Resumen

GUEVARA LUNA, Marco Andrés; GUEVARA LUNA, Fredy Alejandro  y  BELALCAZAR CERON, Luis Carlos. Experimental Data and New Binary Interaction Parameters for Ethanol-Water VLE at Low Pressures Using NRTL and UNIQUAC. Tecciencia [online]. 2018, vol.13, n.24, pp.17-26. ISSN 1909-3667.  https://doi.org/10.18180/tecciencia.2018.24.3.

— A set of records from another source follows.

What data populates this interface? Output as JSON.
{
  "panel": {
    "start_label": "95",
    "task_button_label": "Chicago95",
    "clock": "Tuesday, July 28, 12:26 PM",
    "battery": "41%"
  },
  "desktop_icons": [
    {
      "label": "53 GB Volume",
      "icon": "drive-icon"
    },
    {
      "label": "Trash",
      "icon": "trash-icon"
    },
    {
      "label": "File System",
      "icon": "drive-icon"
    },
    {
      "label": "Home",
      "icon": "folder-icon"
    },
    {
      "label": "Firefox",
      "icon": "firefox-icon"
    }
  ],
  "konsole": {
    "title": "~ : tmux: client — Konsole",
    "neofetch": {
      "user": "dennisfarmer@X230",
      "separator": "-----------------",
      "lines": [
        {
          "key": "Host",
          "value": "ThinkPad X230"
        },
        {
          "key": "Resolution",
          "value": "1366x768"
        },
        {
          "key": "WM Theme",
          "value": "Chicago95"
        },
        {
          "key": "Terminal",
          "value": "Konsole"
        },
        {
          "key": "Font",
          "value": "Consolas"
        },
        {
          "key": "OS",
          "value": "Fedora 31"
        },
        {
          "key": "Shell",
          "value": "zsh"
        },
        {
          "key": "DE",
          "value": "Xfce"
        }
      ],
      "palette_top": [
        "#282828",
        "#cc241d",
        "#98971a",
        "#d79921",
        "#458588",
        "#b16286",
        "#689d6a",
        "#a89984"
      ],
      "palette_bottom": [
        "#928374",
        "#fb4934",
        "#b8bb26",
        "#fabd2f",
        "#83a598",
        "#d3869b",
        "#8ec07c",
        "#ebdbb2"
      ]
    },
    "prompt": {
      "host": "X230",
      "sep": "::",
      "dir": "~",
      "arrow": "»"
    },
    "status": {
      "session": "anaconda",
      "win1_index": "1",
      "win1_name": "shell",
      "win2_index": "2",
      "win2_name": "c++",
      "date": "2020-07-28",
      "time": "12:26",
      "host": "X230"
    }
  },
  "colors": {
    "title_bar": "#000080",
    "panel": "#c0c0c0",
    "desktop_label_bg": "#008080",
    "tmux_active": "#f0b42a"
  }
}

Ethanol is currently one of the most important and attractive sources of energy with a heating value of 12800 kJ/kg. Ethanol is commonly obtained from many sources worldwide, mainly renewable sources, and its separation is achieved typically by atmospheric distillation. Even so, there is new technologies looking for cheaper and more efficient ethanol separation and purification: pressure-swing distillation, extractive distillation, adsorption with molecular sieves and vacuum membrane distillation. The design, rating and optimization of these process technologies requires a reliable and universal thermodynamic modeling approach capable of represents the ethanol-water system properties, and in particular the vapor-liquid equilibrium (VLE) near the azeotropic point. This study summarize VLE experimental data for ethanol-water system at 3 vacuum pressures (13.15, 19.71 and 101.32 kPa), and 17 azeotropic point data. Thermodynamic consistency test of the data was performed using the Redlich-Kister method. The parameters and constants for the detailed thermodynamic modeling of the ethanol-water system using polar fluid Soave-Redlich-Kwong equation of state (polar-SRK) are summarized as part of this study, as well as the standard binary interaction parameters for NRTL and UNIQUAC excess Gibbs energy models. Both models are used simultaneously for the simulations involved in the chemical process engineering activities in science, academy and industry. The main target of this study consist in the regression of new binary interaction parameters in a temperature dependent form compatible with the most process simulation software, for NRTL and UNIQUAC, and its validation using experimental data for azeotropic points at 3 different low pressures with errors of less than 1%, for temperature and ethanol molar fraction in the vapor phase. The regressed new parameters were tested using isobaric experimental data for VLE at the 3 under-atmospheric pressures mentioned, obtaining correlation coefficient (R2) values of about 1. The calculations were performed using Python 3.4® codes developed and supplied by S&S and Aspen properties® V8.6 provided by the Universidad Nacional de Colombia.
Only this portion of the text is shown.